Psychotropic Medication bills, HB 1405 and SB 1808 and have been filed in the House and the Senate. Running the bills through DiffPDF, it appears they are substantially the same as SB 2718 and HB 1567, which were filed in 2010, with some cosmetic changes. For example, both the House and the Senate bills still have the same likely typos in them that I spotted in 2010.
I wrote some off-the-cuff analyses of those bills in four parts back then:
- Florida SB 2718 Introduces Mental Health Treatment Plans and Cost Effective MDT Model
- SB 2718 on Psychotropic Medications: Moving Discretion, Removing Discretion
- SB 2718 on Psychotropic Medications: Consent and Assent
- SB 2718 on Psychotropic Medications: Setting Standards
I don’t know how much of the above I still stand by, so don’t hold me to it.

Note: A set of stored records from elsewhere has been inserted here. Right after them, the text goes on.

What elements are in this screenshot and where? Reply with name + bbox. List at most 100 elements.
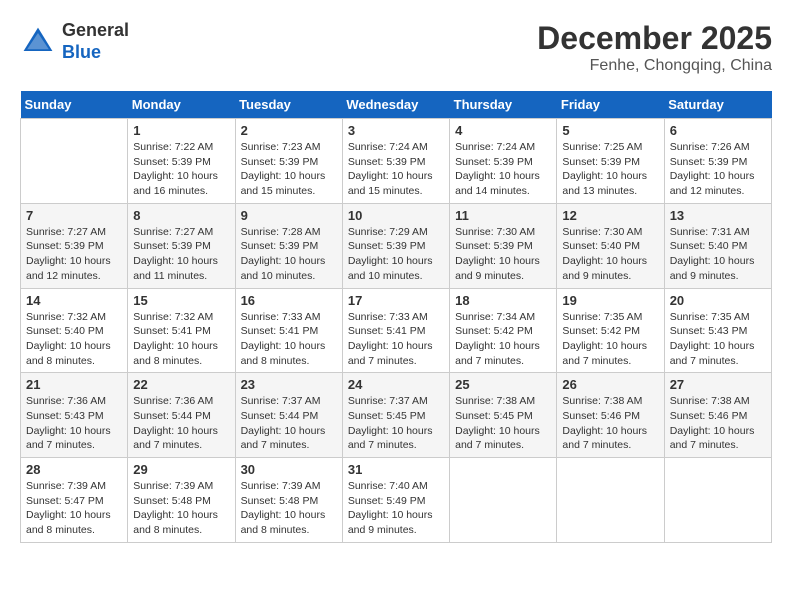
- table-row: 19Sunrise: 7:35 AM Sunset: 5:42 PM Dayli…: [557, 288, 664, 373]
- table-row: 26 Sunrise: 7:38 AM Sunset: 5:46 PM Dayli…: [557, 373, 664, 458]
- day-info: Sunrise: 7:36 AM Sunset: 5:44 PM Dayligh…: [133, 394, 229, 453]
- day-info: Sunrise: 7:32 AM Sunset: 5:41 PM Dayligh…: [133, 310, 229, 369]
- logo-icon: [20, 24, 56, 60]
- col-sunday: Sunday: [21, 91, 128, 119]
- table-row: 13Sunrise: 7:31 AM Sunset: 5:40 PM Dayli…: [664, 203, 771, 288]
- title-block: December 2025 Fenhe, Chongqing, China: [537, 20, 772, 75]
- location-subtitle: Fenhe, Chongqing, China: [537, 57, 772, 75]
- day-info: Sunrise: 7:36 AM Sunset: 5:43 PM Dayligh…: [26, 394, 122, 453]
- table-row: [21, 119, 128, 204]
- day-info: Sunrise: 7:37 AM Sunset: 5:44 PM Dayligh…: [241, 394, 337, 453]
- day-info: Sunrise: 7:29 AM Sunset: 5:39 PM Dayligh…: [348, 225, 444, 284]
- day-number: 17: [348, 293, 444, 308]
- calendar-header-row: Sunday Monday Tuesday Wednesday Thursday…: [21, 91, 772, 119]
- day-number: 23: [241, 377, 337, 392]
- table-row: 18 Sunrise: 7:34 AM Sunset: 5:42 PM Dayli…: [450, 288, 557, 373]
- table-row: 16Sunrise: 7:33 AM Sunset: 5:41 PM Dayli…: [235, 288, 342, 373]
- day-info: Sunrise: 7:22 AM Sunset: 5:39 PM Dayligh…: [133, 140, 229, 199]
- day-number: 7: [26, 208, 122, 223]
- day-number: 10: [348, 208, 444, 223]
- day-number: 12: [562, 208, 658, 223]
- day-info: Sunrise: 7:33 AM Sunset: 5:41 PM Dayligh…: [348, 310, 444, 369]
- table-row: 24 Sunrise: 7:37 AM Sunset: 5:45 PM Dayli…: [342, 373, 449, 458]
- day-info: Sunrise: 7:39 AM Sunset: 5:47 PM Dayligh…: [26, 479, 122, 538]
- col-tuesday: Tuesday: [235, 91, 342, 119]
- day-info: Sunrise: 7:27 AM Sunset: 5:39 PM Dayligh…: [26, 225, 122, 284]
- table-row: [664, 458, 771, 543]
- table-row: 6 Sunrise: 7:26 AM Sunset: 5:39 PM Daylig…: [664, 119, 771, 204]
- logo: General Blue: [20, 20, 129, 63]
- day-info: Sunrise: 7:26 AM Sunset: 5:39 PM Dayligh…: [670, 140, 766, 199]
- day-number: 3: [348, 123, 444, 138]
- day-info: Sunrise: 7:38 AM Sunset: 5:46 PM Dayligh…: [670, 394, 766, 453]
- table-row: 31 Sunrise: 7:40 AM Sunset: 5:49 PM Dayli…: [342, 458, 449, 543]
- table-row: 21Sunrise: 7:36 AM Sunset: 5:43 PM Dayli…: [21, 373, 128, 458]
- day-number: 25: [455, 377, 551, 392]
- day-number: 11: [455, 208, 551, 223]
- table-row: 5Sunrise: 7:25 AM Sunset: 5:39 PM Daylig…: [557, 119, 664, 204]
- day-info: Sunrise: 7:32 AM Sunset: 5:40 PM Dayligh…: [26, 310, 122, 369]
- day-info: Sunrise: 7:24 AM Sunset: 5:39 PM Dayligh…: [348, 140, 444, 199]
- table-row: 1Sunrise: 7:22 AM Sunset: 5:39 PM Daylig…: [128, 119, 235, 204]
- day-info: Sunrise: 7:23 AM Sunset: 5:39 PM Dayligh…: [241, 140, 337, 199]
- table-row: 4Sunrise: 7:24 AM Sunset: 5:39 PM Daylig…: [450, 119, 557, 204]
- calendar-week-row: 1Sunrise: 7:22 AM Sunset: 5:39 PM Daylig…: [21, 119, 772, 204]
- table-row: 22 Sunrise: 7:36 AM Sunset: 5:44 PM Dayli…: [128, 373, 235, 458]
- calendar-week-row: 28 Sunrise: 7:39 AM Sunset: 5:47 PM Dayli…: [21, 458, 772, 543]
- day-info: Sunrise: 7:38 AM Sunset: 5:46 PM Dayligh…: [562, 394, 658, 453]
- day-info: Sunrise: 7:35 AM Sunset: 5:42 PM Dayligh…: [562, 310, 658, 369]
- day-number: 31: [348, 462, 444, 477]
- day-number: 22: [133, 377, 229, 392]
- table-row: 12 Sunrise: 7:30 AM Sunset: 5:40 PM Dayli…: [557, 203, 664, 288]
- day-info: Sunrise: 7:30 AM Sunset: 5:40 PM Dayligh…: [562, 225, 658, 284]
- day-number: 29: [133, 462, 229, 477]
- day-number: 14: [26, 293, 122, 308]
- day-number: 16: [241, 293, 337, 308]
- table-row: 25Sunrise: 7:38 AM Sunset: 5:45 PM Dayli…: [450, 373, 557, 458]
- col-saturday: Saturday: [664, 91, 771, 119]
- table-row: 23 Sunrise: 7:37 AM Sunset: 5:44 PM Dayli…: [235, 373, 342, 458]
- table-row: [450, 458, 557, 543]
- col-friday: Friday: [557, 91, 664, 119]
- day-number: 6: [670, 123, 766, 138]
- table-row: 17 Sunrise: 7:33 AM Sunset: 5:41 PM Dayli…: [342, 288, 449, 373]
- day-info: Sunrise: 7:28 AM Sunset: 5:39 PM Dayligh…: [241, 225, 337, 284]
- col-thursday: Thursday: [450, 91, 557, 119]
- page-header: General Blue December 2025 Fenhe, Chongq…: [20, 20, 772, 75]
- table-row: 27 Sunrise: 7:38 AM Sunset: 5:46 PM Dayli…: [664, 373, 771, 458]
- table-row: 28 Sunrise: 7:39 AM Sunset: 5:47 PM Dayli…: [21, 458, 128, 543]
- day-info: Sunrise: 7:31 AM Sunset: 5:40 PM Dayligh…: [670, 225, 766, 284]
- day-info: Sunrise: 7:35 AM Sunset: 5:43 PM Dayligh…: [670, 310, 766, 369]
- table-row: 7 Sunrise: 7:27 AM Sunset: 5:39 PM Daylig…: [21, 203, 128, 288]
- table-row: 11Sunrise: 7:30 AM Sunset: 5:39 PM Dayli…: [450, 203, 557, 288]
- day-info: Sunrise: 7:37 AM Sunset: 5:45 PM Dayligh…: [348, 394, 444, 453]
- day-number: 28: [26, 462, 122, 477]
- col-wednesday: Wednesday: [342, 91, 449, 119]
- day-info: Sunrise: 7:39 AM Sunset: 5:48 PM Dayligh…: [133, 479, 229, 538]
- day-info: Sunrise: 7:25 AM Sunset: 5:39 PM Dayligh…: [562, 140, 658, 199]
- table-row: 15 Sunrise: 7:32 AM Sunset: 5:41 PM Dayli…: [128, 288, 235, 373]
- calendar-week-row: 21Sunrise: 7:36 AM Sunset: 5:43 PM Dayli…: [21, 373, 772, 458]
- col-monday: Monday: [128, 91, 235, 119]
- logo-general-text: General: [62, 20, 129, 40]
- table-row: 8Sunrise: 7:27 AM Sunset: 5:39 PM Daylig…: [128, 203, 235, 288]
- table-row: 2 Sunrise: 7:23 AM Sunset: 5:39 PM Daylig…: [235, 119, 342, 204]
- day-info: Sunrise: 7:34 AM Sunset: 5:42 PM Dayligh…: [455, 310, 551, 369]
- day-number: 24: [348, 377, 444, 392]
- day-number: 26: [562, 377, 658, 392]
- table-row: 29 Sunrise: 7:39 AM Sunset: 5:48 PM Dayli…: [128, 458, 235, 543]
- day-number: 30: [241, 462, 337, 477]
- day-info: Sunrise: 7:40 AM Sunset: 5:49 PM Dayligh…: [348, 479, 444, 538]
- day-number: 15: [133, 293, 229, 308]
- table-row: 10 Sunrise: 7:29 AM Sunset: 5:39 PM Dayli…: [342, 203, 449, 288]
- day-info: Sunrise: 7:27 AM Sunset: 5:39 PM Dayligh…: [133, 225, 229, 284]
- logo-blue-text: Blue: [62, 42, 101, 62]
- table-row: 3 Sunrise: 7:24 AM Sunset: 5:39 PM Daylig…: [342, 119, 449, 204]
- day-number: 18: [455, 293, 551, 308]
- table-row: 30 Sunrise: 7:39 AM Sunset: 5:48 PM Dayli…: [235, 458, 342, 543]
- day-number: 2: [241, 123, 337, 138]
- day-info: Sunrise: 7:39 AM Sunset: 5:48 PM Dayligh…: [241, 479, 337, 538]
- table-row: [557, 458, 664, 543]
- day-info: Sunrise: 7:24 AM Sunset: 5:39 PM Dayligh…: [455, 140, 551, 199]
- day-number: 27: [670, 377, 766, 392]
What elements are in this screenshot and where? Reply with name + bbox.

Recall that in 2010 the bills allegedly died due to push-back from doctors who wanted less paperwork/didn’t want to be conscripted into the case planning element of dependency/etc. If this is true, it was a failure of public education. The bills as far as I can see do not add any new requirements on doctors beyond what they already do: see children and write a report explaining their treatment plans for the court to review.
What’s new is that this bill elevates the doctor’s treatment plan to case plan status, where the Department is then obligated to implement that plan as they would any service provided to a parent. From the physician’s perspective of having the child’s well-being foremost in their mind and having healthy skepticism about the Department’s ability or willingness to follow through with treatment recommendations, this is an important and powerful tool to improve the care of children in the system.
Over the last couple of years, the Department has promulgated administrative rules to cover psychotropic medication and we learned a great deal through that process. I think the 2010 bills were good but could be made even better. I look forward to seeing what can be accomplished.